History

Japan
- Name: Shin-ai Maru (1921-1938); Sin-ai Maru (1938-1943);
- Owner: Kishimoto Kisen K.K.
- Builder: Fujimagata Dockyard, Osaka
- Launched: 1921
- Completed: March 1921
- Fate: Sunk by aircraft on 3 March 1943 at 07°15'S, 148°30'E

General characteristics
- Tonnage: 3,794 GRT; 2,305 NRT;
- Length: 345 feet (105 m)
- Beam: 50 feet (15 m)
- Draught: 29 feet (8.8 m)
- Installed power: 342 NHP
- Propulsion: Triple expansion engines

= Sin-ai Maru (1921) =

Imperial Japanaese transport ship

Sin-ai Maru, also known as Shin-ai Maru, was a 3,794 ton transport ship of the Imperial Japanese Army during World War II.

Built by Fujimagata Dockyard, Osaka and launched in 1921 as Shin-ai Maru.

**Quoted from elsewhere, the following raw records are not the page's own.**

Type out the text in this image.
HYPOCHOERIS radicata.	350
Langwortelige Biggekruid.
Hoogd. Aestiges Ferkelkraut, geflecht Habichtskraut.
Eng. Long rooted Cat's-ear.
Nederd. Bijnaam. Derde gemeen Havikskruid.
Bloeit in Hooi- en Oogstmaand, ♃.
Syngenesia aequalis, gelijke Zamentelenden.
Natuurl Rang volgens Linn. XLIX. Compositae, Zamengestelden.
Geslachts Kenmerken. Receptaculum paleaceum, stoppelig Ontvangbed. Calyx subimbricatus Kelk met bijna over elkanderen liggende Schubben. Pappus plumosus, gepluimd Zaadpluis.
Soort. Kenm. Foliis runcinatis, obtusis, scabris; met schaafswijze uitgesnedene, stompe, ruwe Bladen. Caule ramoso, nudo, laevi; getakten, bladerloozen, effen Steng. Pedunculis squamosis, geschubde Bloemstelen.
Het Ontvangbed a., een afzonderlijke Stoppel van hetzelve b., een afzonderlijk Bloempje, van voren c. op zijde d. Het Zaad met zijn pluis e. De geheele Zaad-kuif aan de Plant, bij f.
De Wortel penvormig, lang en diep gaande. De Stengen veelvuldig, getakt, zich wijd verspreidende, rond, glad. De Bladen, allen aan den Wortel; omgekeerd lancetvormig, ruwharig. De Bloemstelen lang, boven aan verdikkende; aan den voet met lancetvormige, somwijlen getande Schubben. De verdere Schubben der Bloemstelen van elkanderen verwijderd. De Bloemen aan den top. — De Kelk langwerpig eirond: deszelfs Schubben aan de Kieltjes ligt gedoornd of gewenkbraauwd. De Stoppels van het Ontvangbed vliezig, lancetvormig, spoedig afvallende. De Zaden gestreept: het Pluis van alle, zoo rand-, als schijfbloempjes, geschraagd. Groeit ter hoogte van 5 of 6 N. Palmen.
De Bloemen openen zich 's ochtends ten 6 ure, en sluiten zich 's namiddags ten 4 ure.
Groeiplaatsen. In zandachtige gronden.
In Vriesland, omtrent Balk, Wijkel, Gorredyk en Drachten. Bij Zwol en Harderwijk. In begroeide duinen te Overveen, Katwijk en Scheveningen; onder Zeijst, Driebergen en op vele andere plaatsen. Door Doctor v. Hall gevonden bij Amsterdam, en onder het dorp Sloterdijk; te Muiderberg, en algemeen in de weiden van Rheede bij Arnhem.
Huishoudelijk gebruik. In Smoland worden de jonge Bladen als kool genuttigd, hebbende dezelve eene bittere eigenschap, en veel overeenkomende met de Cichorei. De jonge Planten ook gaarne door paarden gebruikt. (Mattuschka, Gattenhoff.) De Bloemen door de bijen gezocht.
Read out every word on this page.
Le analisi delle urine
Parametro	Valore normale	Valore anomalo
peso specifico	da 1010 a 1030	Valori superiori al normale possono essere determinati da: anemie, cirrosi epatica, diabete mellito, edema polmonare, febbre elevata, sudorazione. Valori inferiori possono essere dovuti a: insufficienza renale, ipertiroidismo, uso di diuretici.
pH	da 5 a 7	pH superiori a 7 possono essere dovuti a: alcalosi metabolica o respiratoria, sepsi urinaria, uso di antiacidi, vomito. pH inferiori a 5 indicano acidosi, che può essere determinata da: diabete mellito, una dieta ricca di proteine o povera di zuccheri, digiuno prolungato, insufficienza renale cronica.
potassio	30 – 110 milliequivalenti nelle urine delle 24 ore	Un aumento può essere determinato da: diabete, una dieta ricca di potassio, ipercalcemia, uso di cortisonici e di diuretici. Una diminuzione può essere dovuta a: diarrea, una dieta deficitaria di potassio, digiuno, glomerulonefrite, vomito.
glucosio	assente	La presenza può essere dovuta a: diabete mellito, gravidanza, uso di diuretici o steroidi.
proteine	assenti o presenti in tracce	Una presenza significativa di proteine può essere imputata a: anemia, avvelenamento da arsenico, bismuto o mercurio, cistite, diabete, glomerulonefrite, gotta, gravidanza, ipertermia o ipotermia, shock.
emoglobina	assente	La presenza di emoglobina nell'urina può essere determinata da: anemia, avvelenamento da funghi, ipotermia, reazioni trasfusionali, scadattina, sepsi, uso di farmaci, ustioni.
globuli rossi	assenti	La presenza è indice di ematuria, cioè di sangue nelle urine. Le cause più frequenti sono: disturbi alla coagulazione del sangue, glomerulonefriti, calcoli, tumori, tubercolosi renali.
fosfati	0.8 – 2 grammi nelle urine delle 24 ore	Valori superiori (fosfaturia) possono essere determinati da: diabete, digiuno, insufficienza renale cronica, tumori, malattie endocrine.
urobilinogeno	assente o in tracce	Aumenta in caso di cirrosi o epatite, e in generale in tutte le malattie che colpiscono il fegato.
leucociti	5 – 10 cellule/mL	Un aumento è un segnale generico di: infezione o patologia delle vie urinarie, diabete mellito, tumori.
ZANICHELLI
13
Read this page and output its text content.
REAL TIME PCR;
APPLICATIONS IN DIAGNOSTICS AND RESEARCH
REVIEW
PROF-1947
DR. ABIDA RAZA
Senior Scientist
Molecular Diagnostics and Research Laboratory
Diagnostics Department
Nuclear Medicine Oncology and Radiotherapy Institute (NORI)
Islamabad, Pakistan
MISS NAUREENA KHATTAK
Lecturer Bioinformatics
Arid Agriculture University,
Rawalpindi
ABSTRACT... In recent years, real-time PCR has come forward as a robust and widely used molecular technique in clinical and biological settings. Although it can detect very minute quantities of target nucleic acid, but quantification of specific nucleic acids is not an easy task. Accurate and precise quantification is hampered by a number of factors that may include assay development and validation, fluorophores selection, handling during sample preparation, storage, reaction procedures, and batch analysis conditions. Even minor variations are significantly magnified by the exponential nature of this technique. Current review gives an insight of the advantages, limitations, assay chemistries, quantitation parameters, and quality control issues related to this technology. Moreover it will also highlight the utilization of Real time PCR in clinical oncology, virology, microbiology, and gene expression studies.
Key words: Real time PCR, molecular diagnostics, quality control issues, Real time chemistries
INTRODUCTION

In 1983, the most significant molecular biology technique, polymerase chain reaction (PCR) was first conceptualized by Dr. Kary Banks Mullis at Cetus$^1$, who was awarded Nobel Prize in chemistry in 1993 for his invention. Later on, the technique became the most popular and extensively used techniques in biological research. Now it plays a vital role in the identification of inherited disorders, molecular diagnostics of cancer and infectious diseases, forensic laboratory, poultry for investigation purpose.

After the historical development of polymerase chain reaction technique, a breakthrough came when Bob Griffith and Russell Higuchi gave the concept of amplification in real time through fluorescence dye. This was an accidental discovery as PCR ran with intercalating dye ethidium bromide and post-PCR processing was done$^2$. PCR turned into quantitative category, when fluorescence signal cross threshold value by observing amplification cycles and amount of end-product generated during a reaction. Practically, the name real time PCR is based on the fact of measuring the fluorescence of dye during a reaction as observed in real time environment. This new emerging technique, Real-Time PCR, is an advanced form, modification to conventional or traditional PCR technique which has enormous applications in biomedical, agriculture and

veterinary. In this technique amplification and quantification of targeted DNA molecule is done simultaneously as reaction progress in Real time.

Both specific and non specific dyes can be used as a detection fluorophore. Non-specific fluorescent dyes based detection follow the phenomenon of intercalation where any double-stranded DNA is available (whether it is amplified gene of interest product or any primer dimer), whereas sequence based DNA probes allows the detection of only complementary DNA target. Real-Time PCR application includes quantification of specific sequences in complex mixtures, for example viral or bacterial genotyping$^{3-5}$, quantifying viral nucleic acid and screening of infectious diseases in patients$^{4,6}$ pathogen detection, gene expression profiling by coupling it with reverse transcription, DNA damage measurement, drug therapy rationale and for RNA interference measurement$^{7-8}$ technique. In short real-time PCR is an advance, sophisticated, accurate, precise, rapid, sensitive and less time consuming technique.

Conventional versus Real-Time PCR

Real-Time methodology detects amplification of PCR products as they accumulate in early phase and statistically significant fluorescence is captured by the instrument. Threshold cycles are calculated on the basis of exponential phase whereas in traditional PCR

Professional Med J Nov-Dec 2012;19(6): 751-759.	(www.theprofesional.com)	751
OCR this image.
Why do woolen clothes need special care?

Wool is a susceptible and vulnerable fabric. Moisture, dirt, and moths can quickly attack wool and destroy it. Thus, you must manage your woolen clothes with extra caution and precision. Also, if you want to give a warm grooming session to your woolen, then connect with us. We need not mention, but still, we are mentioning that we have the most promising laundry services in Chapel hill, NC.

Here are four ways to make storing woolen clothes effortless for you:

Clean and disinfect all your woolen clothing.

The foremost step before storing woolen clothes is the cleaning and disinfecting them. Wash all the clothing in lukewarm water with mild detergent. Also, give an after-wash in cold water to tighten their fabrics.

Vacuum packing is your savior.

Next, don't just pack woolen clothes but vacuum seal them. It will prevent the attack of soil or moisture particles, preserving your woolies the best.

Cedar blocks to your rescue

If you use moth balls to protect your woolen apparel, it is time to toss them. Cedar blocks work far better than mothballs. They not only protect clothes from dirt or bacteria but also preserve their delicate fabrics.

She was renamed Sin-ai Maru in 1938.

She left Rabaul, New Britain on 1 March 1943, as part of Operation 81, carrying a cargo of troops, equipment, fuel, landing craft and ammunition for Lae, New Guinea. The convoy was attacked by aircraft of the United States Army Air Forces and Royal Australian Air Force from 2 March 1943, known as the Battle of the Bismarck Sea. Sin-ai Maru was bombed on 3 March and sank at 07°15'S., 148°30'E.

18 crew, 45 gunners and an unknown number of troops were KIA.